Dans un contexte où la santé mentale des jeunes est devenue une priorité nationale, la ministre de la Santé, Stéphanie Rist, a annoncé ce mardi 2 juin 2026 des mesures significatives pour faciliter l’accès aux soins psychologiques. Lors d’une interview sur franceinfo, elle a détaillé un dispositif qui permettra aux jeunes repérés par l’Éducation nationale de bénéficier d’un rendez-vous rapide avec un professionnel de santé.
EN BREF
- Les jeunes repérés par l’Éducation nationale auront un rendez-vous sous 48 heures.
- Les professionnels de santé devront s’organiser pour répondre à cette demande urgente.

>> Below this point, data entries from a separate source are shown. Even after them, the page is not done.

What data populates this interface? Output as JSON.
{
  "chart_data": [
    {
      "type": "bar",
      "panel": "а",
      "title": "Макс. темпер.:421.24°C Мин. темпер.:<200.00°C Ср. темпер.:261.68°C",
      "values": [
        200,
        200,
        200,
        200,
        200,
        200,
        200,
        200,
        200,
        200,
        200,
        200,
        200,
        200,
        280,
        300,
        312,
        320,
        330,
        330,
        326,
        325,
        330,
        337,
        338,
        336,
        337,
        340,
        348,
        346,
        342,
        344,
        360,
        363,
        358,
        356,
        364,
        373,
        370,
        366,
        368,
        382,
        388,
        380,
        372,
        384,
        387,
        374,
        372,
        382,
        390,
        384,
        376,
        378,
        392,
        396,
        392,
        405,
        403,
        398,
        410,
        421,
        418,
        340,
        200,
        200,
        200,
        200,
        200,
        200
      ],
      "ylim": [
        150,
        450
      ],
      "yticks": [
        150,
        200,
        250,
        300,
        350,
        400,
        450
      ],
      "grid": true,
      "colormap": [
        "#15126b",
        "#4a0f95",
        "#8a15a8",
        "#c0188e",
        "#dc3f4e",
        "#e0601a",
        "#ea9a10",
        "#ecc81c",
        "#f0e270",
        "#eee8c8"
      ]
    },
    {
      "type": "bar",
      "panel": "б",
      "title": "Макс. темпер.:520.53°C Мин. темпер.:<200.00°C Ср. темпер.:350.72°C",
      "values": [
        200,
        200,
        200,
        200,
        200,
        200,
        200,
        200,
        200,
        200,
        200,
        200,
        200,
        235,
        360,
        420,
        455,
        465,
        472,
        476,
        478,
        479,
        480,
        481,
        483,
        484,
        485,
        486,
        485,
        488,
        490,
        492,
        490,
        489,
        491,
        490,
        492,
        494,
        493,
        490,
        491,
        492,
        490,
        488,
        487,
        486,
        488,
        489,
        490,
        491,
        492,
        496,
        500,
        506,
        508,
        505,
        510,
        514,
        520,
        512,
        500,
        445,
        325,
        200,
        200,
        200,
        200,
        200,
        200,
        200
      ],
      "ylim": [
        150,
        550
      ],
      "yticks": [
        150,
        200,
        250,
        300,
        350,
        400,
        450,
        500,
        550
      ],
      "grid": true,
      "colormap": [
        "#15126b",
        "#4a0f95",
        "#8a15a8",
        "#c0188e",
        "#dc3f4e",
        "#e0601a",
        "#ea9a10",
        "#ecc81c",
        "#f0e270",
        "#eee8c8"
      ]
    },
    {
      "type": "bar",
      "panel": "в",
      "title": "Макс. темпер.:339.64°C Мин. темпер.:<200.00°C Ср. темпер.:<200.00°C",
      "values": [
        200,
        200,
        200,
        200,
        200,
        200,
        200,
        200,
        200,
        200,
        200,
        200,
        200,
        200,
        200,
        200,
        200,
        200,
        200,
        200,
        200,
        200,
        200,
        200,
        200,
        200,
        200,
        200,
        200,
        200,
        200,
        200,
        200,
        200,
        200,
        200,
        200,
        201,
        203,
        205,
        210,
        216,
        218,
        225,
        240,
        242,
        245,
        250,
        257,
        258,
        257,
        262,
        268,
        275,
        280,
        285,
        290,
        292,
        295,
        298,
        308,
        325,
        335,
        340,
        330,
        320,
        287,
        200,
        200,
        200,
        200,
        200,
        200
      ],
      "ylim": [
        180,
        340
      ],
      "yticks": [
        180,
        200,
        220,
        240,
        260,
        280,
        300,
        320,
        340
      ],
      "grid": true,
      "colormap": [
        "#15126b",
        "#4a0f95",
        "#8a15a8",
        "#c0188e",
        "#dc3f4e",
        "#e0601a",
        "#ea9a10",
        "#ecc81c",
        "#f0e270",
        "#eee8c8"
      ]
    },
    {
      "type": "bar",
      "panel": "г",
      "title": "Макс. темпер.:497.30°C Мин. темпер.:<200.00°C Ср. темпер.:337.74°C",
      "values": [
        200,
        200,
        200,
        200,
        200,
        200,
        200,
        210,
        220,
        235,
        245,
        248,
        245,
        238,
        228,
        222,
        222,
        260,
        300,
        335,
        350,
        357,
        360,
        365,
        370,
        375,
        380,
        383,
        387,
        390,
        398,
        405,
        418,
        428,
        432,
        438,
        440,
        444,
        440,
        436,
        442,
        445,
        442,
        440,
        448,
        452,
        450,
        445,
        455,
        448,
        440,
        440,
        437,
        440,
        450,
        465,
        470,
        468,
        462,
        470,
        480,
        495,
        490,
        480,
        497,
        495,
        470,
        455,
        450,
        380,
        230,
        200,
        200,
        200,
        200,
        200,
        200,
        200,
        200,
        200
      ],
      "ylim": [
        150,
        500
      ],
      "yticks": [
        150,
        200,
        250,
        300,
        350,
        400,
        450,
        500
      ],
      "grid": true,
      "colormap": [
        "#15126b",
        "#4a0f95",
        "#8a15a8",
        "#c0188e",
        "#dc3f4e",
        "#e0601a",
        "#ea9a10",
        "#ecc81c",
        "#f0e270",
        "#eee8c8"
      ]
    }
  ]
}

- La ministre vise une cessation des pratiques de contention en psychiatrie d’ici 2030.
Ce dispositif, qui sera mis en place grâce à une collaboration entre les médecins scolaires, les infirmières et les enseignants, vise à détecter précocement les troubles psychiques chez les jeunes. Chaque élève identifié comme présentant des signes de détresse mentale pourra ainsi obtenir un rendez-vous « coupe-file » avec un psychiatre ou un psychologue, dans un délai maximum de 48 heures.
Stéphanie Rist a précisé que cette initiative s’inscrit dans le cadre de la grande cause nationale pour 2025-2026, consacrée à la santé mentale. La ministre a insisté sur l’importance de cette approche préventive, affirmant que « quand on repère des troubles psychiatriques plus tôt, on évite des hospitalisations ». Ce changement de paradigme souligne la nécessité d’une intervention rapide afin de soutenir les jeunes en difficulté.
Pour soutenir cette mesure, les professionnels de santé seront incités à libérer des créneaux dans leur emploi du temps pour répondre à ces urgences. L’organisation entre les différents acteurs de la santé permettra de garantir que les jeunes puissent être pris en charge rapidement, évitant ainsi que des problèmes mineurs ne deviennent des crises plus graves.
En parallèle, la ministre a également abordé la question des pratiques de contention dans les établissements psychiatriques. Elle a affirmé vouloir mettre fin à ces méthodes d’ici 2030, engageant ainsi une réflexion sur la dignité humaine au sein des soins psychiatriques. « La contention peut entraîner des troubles mentaux encore plus forts », a-t-elle déclaré, soulignant les effets négatifs de ces pratiques sur les patients.
Cette annonce marque une étape importante dans la transformation du paysage de la santé mentale en France, avec une volonté manifeste de prioriser le bien-être des jeunes. Le rendez-vous interministériel prévu à 14 heures ce jour-là devrait permettre d’approfondir ces propositions et de définir les modalités de leur mise en œuvre.
Alors que la santé mentale devient une préoccupation croissante dans notre société, ces mesures pourraient représenter un tournant dans la manière dont les jeunes sont soutenus et pris en charge face à leurs difficultés psychologiques. Les années à venir seront déterminantes pour évaluer l’impact de ces initiatives sur le long terme.